Cyberpunk Review » Ghost in the Shell

January 20, 2006

Ghost in the Shell

Year: 1995

Directed by: Mamoru Oshii

Written by: Kazunori Itô, Shirow Masamune (Manga)

IMDB Reference

Degree of Cyberpunk Visuals: Very High

Correlation to Cyberpunk Themes: Very High

Key Cast Members:

  • Major Motoko Kusanagi: Atsuko Tanaka
  • Batô: Akio Ôtsuka
  • Section 9 Department Chief Aramaki: Tamio Ôki
  • Togusa: Kôichi Yamadera
  • Rating: 10 out of 10

    screen capture

    And where does the newborn go from here…the net is vast and infinite…

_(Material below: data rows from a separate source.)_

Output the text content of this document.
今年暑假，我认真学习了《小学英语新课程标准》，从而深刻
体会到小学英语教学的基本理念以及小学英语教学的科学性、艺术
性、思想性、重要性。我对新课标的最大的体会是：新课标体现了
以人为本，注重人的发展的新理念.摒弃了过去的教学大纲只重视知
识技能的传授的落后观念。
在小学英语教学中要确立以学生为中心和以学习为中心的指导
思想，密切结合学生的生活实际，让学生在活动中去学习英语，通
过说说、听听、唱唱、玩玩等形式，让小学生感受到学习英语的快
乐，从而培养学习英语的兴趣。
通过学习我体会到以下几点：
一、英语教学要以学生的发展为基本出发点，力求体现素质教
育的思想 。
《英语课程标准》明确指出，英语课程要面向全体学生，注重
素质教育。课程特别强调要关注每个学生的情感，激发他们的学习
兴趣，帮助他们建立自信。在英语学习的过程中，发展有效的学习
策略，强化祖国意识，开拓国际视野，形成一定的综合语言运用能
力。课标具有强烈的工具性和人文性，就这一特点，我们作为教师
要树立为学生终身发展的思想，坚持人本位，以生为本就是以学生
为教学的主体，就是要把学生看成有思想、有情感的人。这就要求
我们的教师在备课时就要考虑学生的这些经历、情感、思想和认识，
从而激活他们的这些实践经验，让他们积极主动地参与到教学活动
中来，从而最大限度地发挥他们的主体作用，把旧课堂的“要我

    Overview: After Akira, a case can be made for Ghost in the Shell being the most influential anime ever. While Akira was the first anime to crack international markets, GITS rose anime to something “real,”, and opened the doors for events like Disney’s pursuit of Miyazaki, and eventually, the truly incredibly pace of anime we see today. More important for cyberpunk films, GITS provided a myriad of thoughts and visuals that have been expanded upon in virtually all subsequent cyberpunk animes. James Cameron refers to GITS as the first truly adult animation film to reach a level of literary and visual excellence.” In addition to a wonderfully complex and introspective story, we get heart-thumping, realistic action, all served up with some incredibly revolutionary animation techniques that places GITS on a juicy platter for all to enjoy.

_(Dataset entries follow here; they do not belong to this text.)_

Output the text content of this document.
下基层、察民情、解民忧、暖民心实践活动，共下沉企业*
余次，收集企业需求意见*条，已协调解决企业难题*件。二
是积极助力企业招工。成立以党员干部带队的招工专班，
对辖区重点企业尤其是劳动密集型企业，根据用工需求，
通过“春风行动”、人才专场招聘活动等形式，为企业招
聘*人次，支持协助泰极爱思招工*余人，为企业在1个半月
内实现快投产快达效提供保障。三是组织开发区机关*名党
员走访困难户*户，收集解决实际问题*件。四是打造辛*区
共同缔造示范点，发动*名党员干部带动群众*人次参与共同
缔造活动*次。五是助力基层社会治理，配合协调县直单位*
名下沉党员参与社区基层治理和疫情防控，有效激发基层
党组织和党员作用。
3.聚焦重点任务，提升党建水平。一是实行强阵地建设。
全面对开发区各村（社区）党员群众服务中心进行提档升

    ~ Fair warning - there are a few plot spoilers below in the matrix discussion - I simply couldn’t write this, especially with linkages to the Matrix without including an interpretation of the ending of GITS. ~


    screen capture


    GITS shows us a very realistic looking near future set in the year 2029. The visuals are intricately detailed and depict grunge settings next to the highly sanitized corporate world. In 2029, people have the ability to augment their bodies with cybernetic replacement parts. In some cases, people have almost fully replaced their human bodies, leaving only their brain encased in a cyborg shell. The brain is even augmented with hyper-intelligent access to knowledge and communication packages. But the person, and we use that term loosely now, still has a ghost, or soul if you will - an emergent property of life that separates a human from a robot. Even though the majority of their human material is replaced with a cyborg-like shell, if the individual retains their ghost, they still retain their personality and individuality - their humanity if you will.

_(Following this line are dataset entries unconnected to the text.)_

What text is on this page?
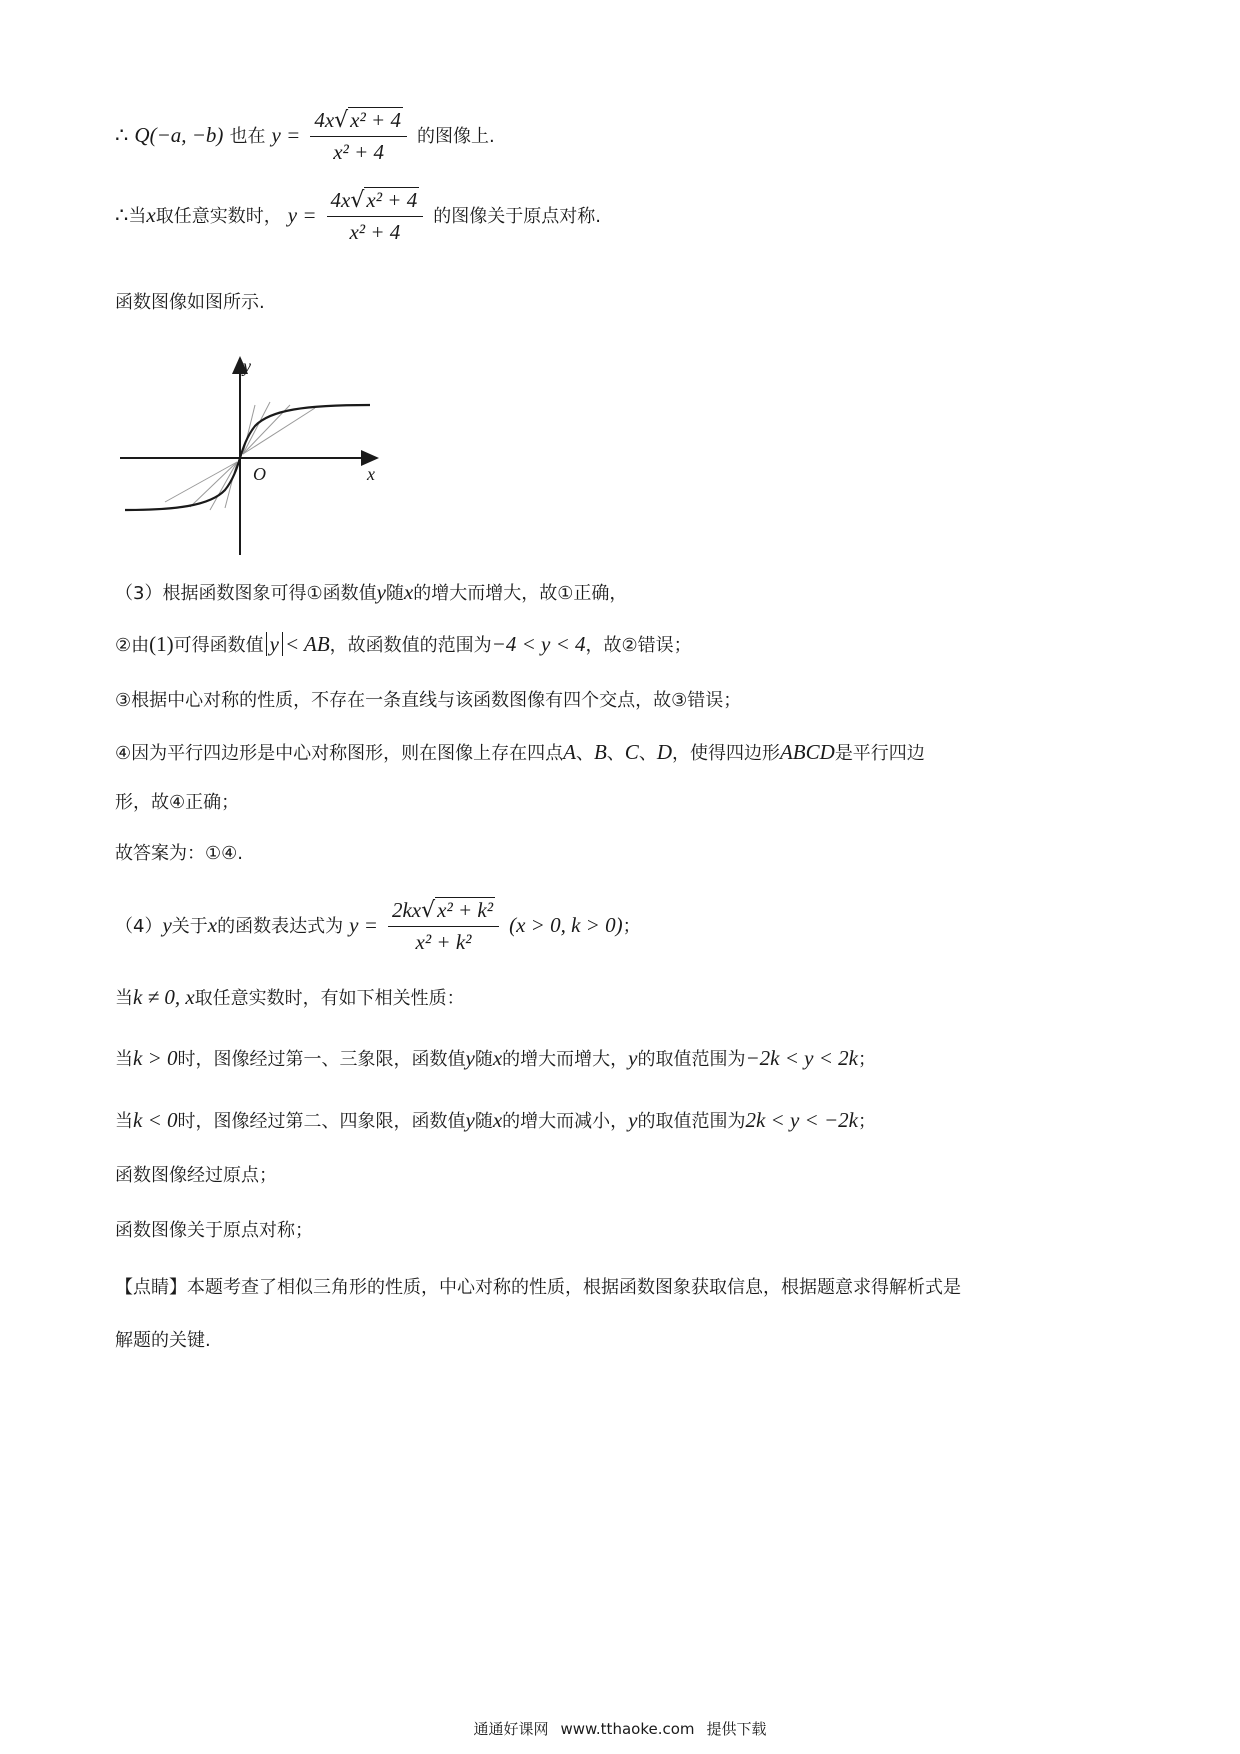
∴ Q(−a, −b) 也在 $y = \frac{\text{4x√x² + 4}}{\text{x² + 4}}$ 的图像上.
∴当x取任意实数时， $y = \frac{\text{4x√x² + 4}}{\text{x² + 4}}$ 的图像关于原点对称.
函数图像如图所示.
y
x
O
（3）根据函数图象可得①函数值y随x的增大而增大，故①正确，
②由(1)可得函数值 y < AB，故函数值的范围为−4 < y < 4，故②错误；
③根据中心对称的性质，不存在一条直线与该函数图像有四个交点，故③错误；
④因为平行四边形是中心对称图形，则在图像上存在四点A、B、C、D，使得四边形ABCD是平行四边
形，故④正确；
故答案为：①④.
（4）y关于x的函数表达式为 $y = \frac{\text{2kx√x² + k²}}{\text{x² + k²}} (x > 0$, k > 0)；
当k ≠ 0, x取任意实数时，有如下相关性质：
当k > 0时，图像经过第一、三象限，函数值y随x的增大而增大，y的取值范围为−2k < y < 2k；
当k < 0时，图像经过第二、四象限，函数值y随x的增大而减小，y的取值范围为2k < y < −2k；
函数图像经过原点；
函数图像关于原点对称；
【点睛】本题考查了相似三角形的性质，中心对称的性质，根据函数图象获取信息，根据题意求得解析式是
解题的关键.
通通好课网 www.tthaoke.com 提供下载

    This cyborg shell is not the same as a robot. The limbs and body still communicate with the brain in a digital nervous-system-like operation. If we include Masume Shirow’s vision (the writer for GITS), the cyborg’s sexual parts are even fully functional. This means that in essence, their cyborg shell aids in the creation of an individual’s ghost. While this is terrific, a downside is the ability for evil-doers to engage in Ghosthacking - or the taking over of someone’s perceptual control, or worse, augmenting their artificially enhanced memory.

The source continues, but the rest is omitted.